Face au commissaire européen au Budget, Günther Oettinger, évoquant une coupe de 5 à 10 % dans le budget de la Pac après 2020, les députés de la commission agricole du Parlement européen, réunie ce mercredi 21 février 2018 à Bruxelles, ont vivement réagi.

Une politique fondamentale

Sans nier l’importance des nouvelles priorités de l’Union (migrations, lutte antiterroriste…), l’eurodéputé français Éric Andrieu rappelle que la souveraineté et la sécurité alimentaire étaient également fondamentales. Évoquant la transition agricole nécessaire pour répondre aux enjeux de la santé, de l’écologie et de l’emploi dans les territoires, « si les moyens ne sont pas au rendez-vous, ce sera très difficile », prévient-il.

 

Pour Maria Linda Senra Rodriguez, députée espagnole, « dans le contexte actuel il est inacceptable de faire des coupes dans le budget de la Pac », même si elle souhaite « une nouvelle répartition » et un plafonnement des aides. Elle souligne également qu’avec davantage de politiques en faveur de la régulation et de prix rémunérateurs, « nous aurions moins besoin d’aides publiques ».

Des conséquences dramatiques

Martin Hausling, député allemand, s’inquiète de la répartition des coupes entre premier et second piliers et se prononce en faveur d’un meilleur ciblage des aides du premier pilier pour préserver la biodiversité, le climat et l’emploi, « afin de mieux défendre cette politique devant nos concitoyens ».

 

« Tout ce que vous avez dit, pour moi, c’est du blablabla », attaque le député français Philippe Loiseau, qui ne voit « que des réductions » et prédit « des conséquences dramatiques sur les agriculteurs de plusieurs pays dont la France ». En effet, contrairement à d’autres aides publiques, les aides de la Pac ne sont pas qu’un soutien à une activité mais un « soutien au revenu de l’individu », ajoute à son tour Michel Dantin.

Le contenu avant les moyens

De nombreux autres députés européens ont pris la parole pour souligner l’importance de la Pac non seulement pour les agriculteurs, mais aussi pour les consommateurs à qui elle offre l’accès à une alimentation saine, abordable et de qualité.
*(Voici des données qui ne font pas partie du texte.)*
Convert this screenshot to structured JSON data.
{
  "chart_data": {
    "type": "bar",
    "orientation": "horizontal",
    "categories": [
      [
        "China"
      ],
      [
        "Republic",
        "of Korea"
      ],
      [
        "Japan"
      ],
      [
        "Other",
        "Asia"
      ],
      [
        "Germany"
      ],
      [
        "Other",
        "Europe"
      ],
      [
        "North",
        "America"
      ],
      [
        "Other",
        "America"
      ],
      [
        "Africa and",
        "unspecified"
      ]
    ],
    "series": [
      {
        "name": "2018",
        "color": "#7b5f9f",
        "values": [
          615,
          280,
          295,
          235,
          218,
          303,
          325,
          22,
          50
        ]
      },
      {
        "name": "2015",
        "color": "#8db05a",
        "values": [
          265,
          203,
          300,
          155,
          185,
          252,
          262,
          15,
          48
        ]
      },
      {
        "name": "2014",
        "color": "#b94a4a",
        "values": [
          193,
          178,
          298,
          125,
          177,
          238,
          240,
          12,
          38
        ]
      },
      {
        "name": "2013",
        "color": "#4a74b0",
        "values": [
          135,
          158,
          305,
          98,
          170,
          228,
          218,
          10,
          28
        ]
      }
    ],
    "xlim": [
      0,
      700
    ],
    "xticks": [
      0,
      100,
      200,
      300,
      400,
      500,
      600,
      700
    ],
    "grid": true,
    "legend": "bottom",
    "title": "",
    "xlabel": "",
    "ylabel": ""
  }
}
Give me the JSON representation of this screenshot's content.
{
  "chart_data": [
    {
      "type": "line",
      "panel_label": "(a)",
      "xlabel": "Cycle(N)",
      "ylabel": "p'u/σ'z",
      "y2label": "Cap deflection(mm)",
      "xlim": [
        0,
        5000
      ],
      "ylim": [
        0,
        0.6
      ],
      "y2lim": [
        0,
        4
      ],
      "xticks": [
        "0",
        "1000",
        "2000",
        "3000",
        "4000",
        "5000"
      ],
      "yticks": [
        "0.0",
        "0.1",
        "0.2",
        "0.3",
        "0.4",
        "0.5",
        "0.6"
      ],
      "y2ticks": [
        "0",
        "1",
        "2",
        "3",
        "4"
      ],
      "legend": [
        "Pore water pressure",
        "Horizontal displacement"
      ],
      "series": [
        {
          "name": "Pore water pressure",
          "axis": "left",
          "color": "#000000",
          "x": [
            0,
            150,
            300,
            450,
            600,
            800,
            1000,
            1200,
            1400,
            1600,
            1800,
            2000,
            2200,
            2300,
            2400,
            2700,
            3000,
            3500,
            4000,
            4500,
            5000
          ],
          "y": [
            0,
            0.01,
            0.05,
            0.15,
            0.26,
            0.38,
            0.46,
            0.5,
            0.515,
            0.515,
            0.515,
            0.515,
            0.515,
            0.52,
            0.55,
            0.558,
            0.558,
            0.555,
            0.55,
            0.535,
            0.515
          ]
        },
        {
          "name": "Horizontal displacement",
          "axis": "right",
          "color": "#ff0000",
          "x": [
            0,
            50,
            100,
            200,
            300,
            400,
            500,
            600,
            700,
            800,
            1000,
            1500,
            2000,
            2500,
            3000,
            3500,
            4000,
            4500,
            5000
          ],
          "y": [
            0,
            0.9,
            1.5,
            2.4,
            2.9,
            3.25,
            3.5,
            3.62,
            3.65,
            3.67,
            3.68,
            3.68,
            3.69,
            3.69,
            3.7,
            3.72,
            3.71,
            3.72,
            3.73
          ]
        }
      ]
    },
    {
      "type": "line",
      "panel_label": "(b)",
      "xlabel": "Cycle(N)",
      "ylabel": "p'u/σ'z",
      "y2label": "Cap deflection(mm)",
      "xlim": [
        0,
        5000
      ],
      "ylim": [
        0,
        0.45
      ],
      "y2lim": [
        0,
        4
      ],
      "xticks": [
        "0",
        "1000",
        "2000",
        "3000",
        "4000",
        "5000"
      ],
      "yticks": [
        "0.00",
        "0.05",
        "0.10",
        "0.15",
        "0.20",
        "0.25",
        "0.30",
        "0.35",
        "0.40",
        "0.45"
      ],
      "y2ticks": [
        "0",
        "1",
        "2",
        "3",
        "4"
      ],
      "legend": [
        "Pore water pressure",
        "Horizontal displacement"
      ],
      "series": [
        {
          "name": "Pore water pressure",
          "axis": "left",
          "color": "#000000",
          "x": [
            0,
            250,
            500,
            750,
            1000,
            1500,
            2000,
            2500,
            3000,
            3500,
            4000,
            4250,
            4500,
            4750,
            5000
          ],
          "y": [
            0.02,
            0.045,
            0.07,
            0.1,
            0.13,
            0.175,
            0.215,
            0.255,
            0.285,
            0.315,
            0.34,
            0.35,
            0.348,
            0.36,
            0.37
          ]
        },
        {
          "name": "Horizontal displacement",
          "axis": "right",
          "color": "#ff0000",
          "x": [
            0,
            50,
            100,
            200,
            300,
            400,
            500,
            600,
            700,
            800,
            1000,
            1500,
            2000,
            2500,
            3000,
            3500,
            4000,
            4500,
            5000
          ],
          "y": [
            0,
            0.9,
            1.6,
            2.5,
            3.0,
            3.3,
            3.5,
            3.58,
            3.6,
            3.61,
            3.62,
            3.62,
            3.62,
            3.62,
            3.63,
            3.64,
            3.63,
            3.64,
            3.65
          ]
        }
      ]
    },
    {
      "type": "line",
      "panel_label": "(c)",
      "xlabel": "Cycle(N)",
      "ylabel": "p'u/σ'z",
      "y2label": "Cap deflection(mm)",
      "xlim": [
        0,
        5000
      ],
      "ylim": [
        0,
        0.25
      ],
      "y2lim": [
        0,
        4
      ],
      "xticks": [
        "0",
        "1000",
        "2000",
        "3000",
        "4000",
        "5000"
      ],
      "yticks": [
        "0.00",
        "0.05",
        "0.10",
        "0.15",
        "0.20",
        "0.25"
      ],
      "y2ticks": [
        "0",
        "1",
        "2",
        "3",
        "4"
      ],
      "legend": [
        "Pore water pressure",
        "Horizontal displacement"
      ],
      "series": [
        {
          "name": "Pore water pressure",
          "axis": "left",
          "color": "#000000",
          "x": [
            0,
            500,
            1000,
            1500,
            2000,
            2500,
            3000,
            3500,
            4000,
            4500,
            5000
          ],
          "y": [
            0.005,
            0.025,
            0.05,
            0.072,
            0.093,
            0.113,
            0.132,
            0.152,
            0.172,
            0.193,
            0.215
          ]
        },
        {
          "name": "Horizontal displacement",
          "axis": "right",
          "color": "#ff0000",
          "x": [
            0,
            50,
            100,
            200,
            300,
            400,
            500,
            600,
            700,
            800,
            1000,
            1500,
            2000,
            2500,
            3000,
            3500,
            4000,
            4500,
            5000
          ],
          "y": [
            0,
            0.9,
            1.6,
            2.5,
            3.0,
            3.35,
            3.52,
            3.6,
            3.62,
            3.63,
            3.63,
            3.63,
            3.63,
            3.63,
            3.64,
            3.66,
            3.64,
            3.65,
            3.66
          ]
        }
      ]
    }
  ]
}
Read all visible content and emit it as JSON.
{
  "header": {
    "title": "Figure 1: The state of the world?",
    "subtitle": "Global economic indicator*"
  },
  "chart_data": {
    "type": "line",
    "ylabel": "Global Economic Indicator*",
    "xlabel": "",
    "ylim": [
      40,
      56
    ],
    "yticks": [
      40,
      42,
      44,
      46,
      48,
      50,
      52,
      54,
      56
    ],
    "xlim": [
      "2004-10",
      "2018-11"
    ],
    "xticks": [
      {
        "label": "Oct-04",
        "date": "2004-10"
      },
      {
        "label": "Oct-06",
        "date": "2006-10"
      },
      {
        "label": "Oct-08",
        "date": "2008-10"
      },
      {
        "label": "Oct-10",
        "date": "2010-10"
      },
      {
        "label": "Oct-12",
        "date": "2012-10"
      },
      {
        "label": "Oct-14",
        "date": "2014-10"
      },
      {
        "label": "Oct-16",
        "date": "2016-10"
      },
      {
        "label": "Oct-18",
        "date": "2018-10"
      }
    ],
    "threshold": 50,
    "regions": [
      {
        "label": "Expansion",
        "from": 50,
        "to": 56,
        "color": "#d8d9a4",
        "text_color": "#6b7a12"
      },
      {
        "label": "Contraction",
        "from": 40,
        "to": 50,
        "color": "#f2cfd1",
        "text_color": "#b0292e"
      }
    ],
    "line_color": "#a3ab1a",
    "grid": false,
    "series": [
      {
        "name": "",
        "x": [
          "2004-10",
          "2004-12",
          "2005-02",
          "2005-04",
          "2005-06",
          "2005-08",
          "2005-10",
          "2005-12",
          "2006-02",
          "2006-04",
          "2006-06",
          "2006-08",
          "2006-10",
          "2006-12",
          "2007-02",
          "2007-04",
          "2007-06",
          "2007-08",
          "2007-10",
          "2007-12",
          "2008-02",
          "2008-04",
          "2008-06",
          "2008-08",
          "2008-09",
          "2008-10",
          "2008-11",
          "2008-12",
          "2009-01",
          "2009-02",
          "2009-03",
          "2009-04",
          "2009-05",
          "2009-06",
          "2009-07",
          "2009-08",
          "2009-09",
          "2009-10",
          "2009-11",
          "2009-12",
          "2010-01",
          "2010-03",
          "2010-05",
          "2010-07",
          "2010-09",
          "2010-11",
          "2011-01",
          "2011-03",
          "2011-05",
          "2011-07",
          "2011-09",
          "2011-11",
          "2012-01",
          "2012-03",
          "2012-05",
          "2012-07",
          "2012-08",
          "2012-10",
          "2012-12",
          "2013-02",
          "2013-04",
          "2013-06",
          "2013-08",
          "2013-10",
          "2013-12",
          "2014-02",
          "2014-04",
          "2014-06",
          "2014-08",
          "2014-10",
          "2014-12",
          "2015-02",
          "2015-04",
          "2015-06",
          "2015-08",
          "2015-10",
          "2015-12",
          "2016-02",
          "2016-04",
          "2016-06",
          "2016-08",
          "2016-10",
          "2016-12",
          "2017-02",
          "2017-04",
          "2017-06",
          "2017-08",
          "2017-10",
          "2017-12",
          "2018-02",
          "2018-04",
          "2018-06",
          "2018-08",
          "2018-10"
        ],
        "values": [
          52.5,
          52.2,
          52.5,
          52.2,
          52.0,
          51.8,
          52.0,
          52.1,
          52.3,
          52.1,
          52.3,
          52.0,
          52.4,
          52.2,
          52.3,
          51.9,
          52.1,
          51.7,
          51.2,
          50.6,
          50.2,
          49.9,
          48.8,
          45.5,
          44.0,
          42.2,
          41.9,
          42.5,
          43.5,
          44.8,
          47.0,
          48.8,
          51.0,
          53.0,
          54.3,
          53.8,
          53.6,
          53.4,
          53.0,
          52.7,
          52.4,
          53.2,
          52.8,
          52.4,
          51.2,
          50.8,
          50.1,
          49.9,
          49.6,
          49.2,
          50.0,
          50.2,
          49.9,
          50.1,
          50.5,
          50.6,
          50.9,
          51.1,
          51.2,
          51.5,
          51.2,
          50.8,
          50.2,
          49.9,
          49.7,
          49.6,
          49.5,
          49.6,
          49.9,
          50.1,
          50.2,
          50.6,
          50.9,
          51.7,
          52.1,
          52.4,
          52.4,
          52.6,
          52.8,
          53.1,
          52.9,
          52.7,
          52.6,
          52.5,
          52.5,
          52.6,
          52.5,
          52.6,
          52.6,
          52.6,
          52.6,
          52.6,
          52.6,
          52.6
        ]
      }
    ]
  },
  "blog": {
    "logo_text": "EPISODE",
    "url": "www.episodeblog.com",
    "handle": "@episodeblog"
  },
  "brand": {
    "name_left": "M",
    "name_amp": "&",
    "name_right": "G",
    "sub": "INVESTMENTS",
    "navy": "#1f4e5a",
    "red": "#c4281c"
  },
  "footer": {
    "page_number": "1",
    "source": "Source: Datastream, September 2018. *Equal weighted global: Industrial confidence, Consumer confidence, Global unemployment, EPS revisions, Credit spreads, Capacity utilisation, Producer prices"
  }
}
Ils mettent aussi en avant la transversalité de cette politique publique qui a un impact sur l’environnement, la santé et l’emploi dans les territoires. Il faudrait d’abord définir le contenu de la Pac avant d’en définir les moyens, estiment plusieurs d’entre eux.

La balle aux États membres

Pour tenter de rassurer, le commissaire Oettinger rappelle son attachement à la Pac et son opposition à toute renationalisation. Le cofinancement du premier pilier par les États membres, notamment, entraînerait selon lui « des distorsions de concurrence et davantage de bureaucratie ». Quant à maintenir le budget, il renvoie la balle aux États membres, qui doivent accepter d’augmenter leurs contributions au budget de l’Union européenne pour compenser le Brexit et prendre en charge ses nouvelles priorités. « Plus vous me citerez de gouvernements qui sont disposés [à le faire], mieux je me porterai », assure-t-il.

Faire le moins de dégâts possible

En attendant, le Commissaire juge « raisonnable » le scénario de 5 à 10 % de baisse, correspondant à une compensation du Brexit pour moitié par des coupes budgétaires et pour moitié par de nouvelles ressources. « Et si on nous confie de nouvelles missions, les États membres doivent injecter 80 % de nouvelles liquidités pour les financer », estime-t-il. Quant à choisir où faire les coupes qui resteront nécessaires, le commissaire souhaite « s’appuyer sur les compétences » du Parlement pour « faire le moins de dégâts possible ».